Best-practice fields deferred

description_human, synonyms[], tags[], primary_key, foreign_keys, unit, semantic_type, example_questions[], schema_hash, enrichment_status. Add when justified by user need.

Stable IDs

source_id, table_id, column_id are stable internal references. name fields can change (e.g. column rename in source DB) without invalidating cached IRs.

PII handling

Columns with pii_flag: true have sample_values: null β€” real values never enter LLM prompts. Auto-detected at ingestion via name patterns + value regex.


7. JSON IR

Schema (initial scope)

QueryIR
β”œβ”€β”€ ir_version          : "1.0"
β”œβ”€β”€ source_id           : str   (references catalog)
β”œβ”€β”€ table_id            : str   (references catalog)
β”œβ”€β”€ select[]            : SelectItem
β”‚   β”œβ”€β”€ { kind: "column", column_id, alias? }
β”‚   └── { kind: "agg",    fn, column_id?, alias? }
β”œβ”€β”€ filters[]           : { column_id, op, value, value_type }
β”œβ”€β”€ group_by[]          : column_id
β”œβ”€β”€ order_by[]          : { column_id | alias, dir }
└── limit               : int | null

Whitelisted operators

Filter ops:  = != < <= > >= in not_in is_null is_not_null like between
Agg fns:     count count_distinct sum avg min max

Validation rules (enforced before execution)

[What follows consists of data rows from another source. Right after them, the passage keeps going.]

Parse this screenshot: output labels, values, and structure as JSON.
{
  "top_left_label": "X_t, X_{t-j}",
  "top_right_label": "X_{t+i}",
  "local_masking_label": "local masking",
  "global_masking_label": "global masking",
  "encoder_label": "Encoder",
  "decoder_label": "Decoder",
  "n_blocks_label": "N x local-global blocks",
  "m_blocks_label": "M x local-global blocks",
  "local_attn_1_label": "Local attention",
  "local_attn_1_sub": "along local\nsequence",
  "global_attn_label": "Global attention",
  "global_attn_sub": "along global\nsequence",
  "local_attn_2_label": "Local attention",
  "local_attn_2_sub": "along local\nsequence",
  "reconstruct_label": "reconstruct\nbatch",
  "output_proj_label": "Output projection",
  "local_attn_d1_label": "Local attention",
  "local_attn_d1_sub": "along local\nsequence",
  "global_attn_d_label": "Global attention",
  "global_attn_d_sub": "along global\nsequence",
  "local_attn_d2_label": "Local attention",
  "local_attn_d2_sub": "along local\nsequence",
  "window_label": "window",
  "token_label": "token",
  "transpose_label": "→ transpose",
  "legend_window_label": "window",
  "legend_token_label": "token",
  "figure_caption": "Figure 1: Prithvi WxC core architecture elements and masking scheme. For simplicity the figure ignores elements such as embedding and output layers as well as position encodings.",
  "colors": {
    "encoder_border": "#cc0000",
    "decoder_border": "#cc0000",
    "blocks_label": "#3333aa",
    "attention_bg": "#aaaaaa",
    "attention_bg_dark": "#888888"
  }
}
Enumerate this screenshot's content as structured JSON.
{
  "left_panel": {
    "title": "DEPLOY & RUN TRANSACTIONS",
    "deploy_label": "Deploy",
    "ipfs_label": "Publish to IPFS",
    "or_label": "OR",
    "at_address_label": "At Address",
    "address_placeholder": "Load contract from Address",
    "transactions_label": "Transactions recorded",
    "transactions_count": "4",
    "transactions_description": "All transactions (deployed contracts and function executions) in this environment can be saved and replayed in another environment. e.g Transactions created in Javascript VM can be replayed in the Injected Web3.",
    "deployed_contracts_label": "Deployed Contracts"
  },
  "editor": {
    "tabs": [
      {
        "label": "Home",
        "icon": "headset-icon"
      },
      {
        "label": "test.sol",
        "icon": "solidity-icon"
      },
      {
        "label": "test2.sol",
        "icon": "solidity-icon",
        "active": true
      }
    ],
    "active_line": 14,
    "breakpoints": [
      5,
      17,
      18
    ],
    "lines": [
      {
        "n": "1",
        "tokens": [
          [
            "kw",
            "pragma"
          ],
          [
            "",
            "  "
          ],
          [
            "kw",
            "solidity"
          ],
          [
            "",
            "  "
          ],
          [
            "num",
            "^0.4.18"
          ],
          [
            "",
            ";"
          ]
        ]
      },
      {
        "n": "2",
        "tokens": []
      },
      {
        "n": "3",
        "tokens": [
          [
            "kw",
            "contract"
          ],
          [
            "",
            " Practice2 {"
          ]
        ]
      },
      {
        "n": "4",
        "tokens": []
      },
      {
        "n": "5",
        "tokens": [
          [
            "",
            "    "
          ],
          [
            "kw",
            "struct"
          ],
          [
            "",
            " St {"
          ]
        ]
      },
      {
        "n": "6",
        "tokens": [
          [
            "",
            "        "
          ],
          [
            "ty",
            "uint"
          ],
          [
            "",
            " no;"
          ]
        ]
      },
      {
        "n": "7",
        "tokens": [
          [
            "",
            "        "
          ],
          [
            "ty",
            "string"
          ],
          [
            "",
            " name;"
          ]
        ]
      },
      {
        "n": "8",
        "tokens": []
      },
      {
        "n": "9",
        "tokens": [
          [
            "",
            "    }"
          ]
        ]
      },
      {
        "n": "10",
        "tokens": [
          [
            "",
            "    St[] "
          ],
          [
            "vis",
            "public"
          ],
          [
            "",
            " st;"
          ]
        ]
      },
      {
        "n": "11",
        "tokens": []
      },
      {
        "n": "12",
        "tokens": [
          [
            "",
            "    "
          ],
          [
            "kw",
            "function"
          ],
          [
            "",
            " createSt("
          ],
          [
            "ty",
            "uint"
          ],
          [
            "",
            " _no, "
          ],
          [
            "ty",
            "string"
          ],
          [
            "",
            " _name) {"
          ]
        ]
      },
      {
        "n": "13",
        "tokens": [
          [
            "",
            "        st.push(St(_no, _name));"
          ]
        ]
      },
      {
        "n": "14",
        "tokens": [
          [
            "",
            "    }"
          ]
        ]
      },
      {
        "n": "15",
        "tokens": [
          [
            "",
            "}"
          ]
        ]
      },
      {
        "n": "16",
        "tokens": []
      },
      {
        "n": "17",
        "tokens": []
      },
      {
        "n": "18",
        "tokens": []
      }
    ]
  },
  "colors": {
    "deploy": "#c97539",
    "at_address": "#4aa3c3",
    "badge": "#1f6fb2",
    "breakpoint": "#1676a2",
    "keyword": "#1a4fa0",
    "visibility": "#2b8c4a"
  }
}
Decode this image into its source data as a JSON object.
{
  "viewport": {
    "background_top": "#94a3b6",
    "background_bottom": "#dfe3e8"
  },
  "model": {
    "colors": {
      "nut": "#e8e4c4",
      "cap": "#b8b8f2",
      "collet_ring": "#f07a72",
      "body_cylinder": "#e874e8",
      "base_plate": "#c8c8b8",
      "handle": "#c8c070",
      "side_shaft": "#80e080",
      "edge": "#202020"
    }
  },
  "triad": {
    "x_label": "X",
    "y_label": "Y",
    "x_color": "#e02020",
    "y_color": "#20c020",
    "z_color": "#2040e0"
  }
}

  • source_id exists in catalog for this user
  • table_id belongs to that source
  • Every column_id exists in that table
  • Every agg.fn and filter.op is whitelisted
  • value_type consistent with column's data_type
  • limit positive int, ≀ hard cap (e.g. 10000)

If any rule fails β†’ reject IR β†’ re-prompt planner with error context (max 3 retries).

Deferred features

having, offset, boolean tree filters (OR/NOT), distinct, joins, window functions. Add as user demand proves the limitation.


8. Executors

Same input (validated IR), same output (QueryResult), different backends.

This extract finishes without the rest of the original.